Large language models (LLMs) are part of a new generation of versatile transformer-based6 AI models that are trained on massive datasets and demonstrate previously unseen abilities to generalize to a range of tasks, despite requiring very little task-specific data7,8. The multimodal combination of vision models and LLMs presents a range of exciting possibilities including zero-shot image-to-text generation that can follow natural language instructions 9–11. In medical imaging, these advances offer the potential to address limitations of vision-only models by enabling model training using ubiquitous medical images that have paired free text reports, adding capabilities to carry out a diverse range of tasks, accurately coping with the long-tail of diagnoses, enabling true multimodal inference, and presenting new options for expressive human-computer interaction 7.
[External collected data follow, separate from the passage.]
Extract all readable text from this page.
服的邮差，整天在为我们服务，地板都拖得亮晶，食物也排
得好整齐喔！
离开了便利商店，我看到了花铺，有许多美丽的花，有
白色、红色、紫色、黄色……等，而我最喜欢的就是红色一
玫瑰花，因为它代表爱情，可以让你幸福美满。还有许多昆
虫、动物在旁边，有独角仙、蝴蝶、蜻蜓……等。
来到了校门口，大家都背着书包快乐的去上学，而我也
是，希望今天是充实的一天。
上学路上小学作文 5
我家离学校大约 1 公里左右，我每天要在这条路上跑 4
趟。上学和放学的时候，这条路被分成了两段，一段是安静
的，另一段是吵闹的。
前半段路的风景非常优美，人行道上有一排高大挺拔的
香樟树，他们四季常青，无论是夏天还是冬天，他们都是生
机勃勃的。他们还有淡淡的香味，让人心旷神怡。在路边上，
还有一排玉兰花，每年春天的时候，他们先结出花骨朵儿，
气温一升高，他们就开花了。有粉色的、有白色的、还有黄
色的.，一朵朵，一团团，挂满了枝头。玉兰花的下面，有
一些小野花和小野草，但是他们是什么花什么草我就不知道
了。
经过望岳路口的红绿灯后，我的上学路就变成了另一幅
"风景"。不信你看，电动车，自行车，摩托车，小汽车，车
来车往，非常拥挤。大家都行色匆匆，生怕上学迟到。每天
大语言模型 (LLMs) 是基于Transformer的新一代多功能AI模型,它们通过海量数据集训练,展现出前所未有的泛化能力,仅需极少任务特定数据即可适应多种任务[7,8]。视觉模型与大语言模型的多模态结合带来了令人兴奋的可能性,例如遵循自然语言指令的零样本图像到文本生成[9–11]。在医学影像领域,这些进展有望突破纯视觉模型的局限:通过利用普遍存在的带配对自由文本报告的医学影像进行模型训练,增强执行多样化任务的能力,精准处理长尾诊断病例,实现真正的多模态推理,并为富表现力的人机交互提供新选择[7]。
In this paper, we present a lightweight vision-language adapter model called ELIXR (Embeddings for Language/Image-aligned X-Rays), which builds upon prior work9–11 to combine or “graft” a vision encoder with a frozen LLM to perform a wide range of vision-language tasks broadly relevant to medical imaging. Our case study in this work focuses on chest X-rays (CXRs) due to the wide availability of image-text paired data, but the methods are applicable to other image modalities. We describe the following key advantages of ELIXR:
在本文中,我们提出了一种轻量级的视觉语言适配器模型ELIXR(Embeddings for Language/Image-aligned X-Rays),该模型基于先前的工作[9-11],将视觉编码器与冻结的大语言模型结合或"嫁接",以执行与医学影像广泛相关的各种视觉语言任务。本工作的案例研究聚焦于胸部X光片(CXRs),因为这类图像-文本配对数据广泛可用,但该方法也适用于其他图像模态。我们阐述了ELIXR的以下关键优势:
frozen LLM and a data-efficient frozen vision encoder. Building models on top of ELIXR can be done rapidly to prototype new use cases, adapt to distribution shifts with a small amount of new training data, or use alternative publicly available LLMs.
冻结的大语言模型和数据高效的冻结视觉编码器。基于ELIXR快速构建模型可用于新用例原型开发、用少量新训练数据适应分布变化,或使用其他公开可用的大语言模型。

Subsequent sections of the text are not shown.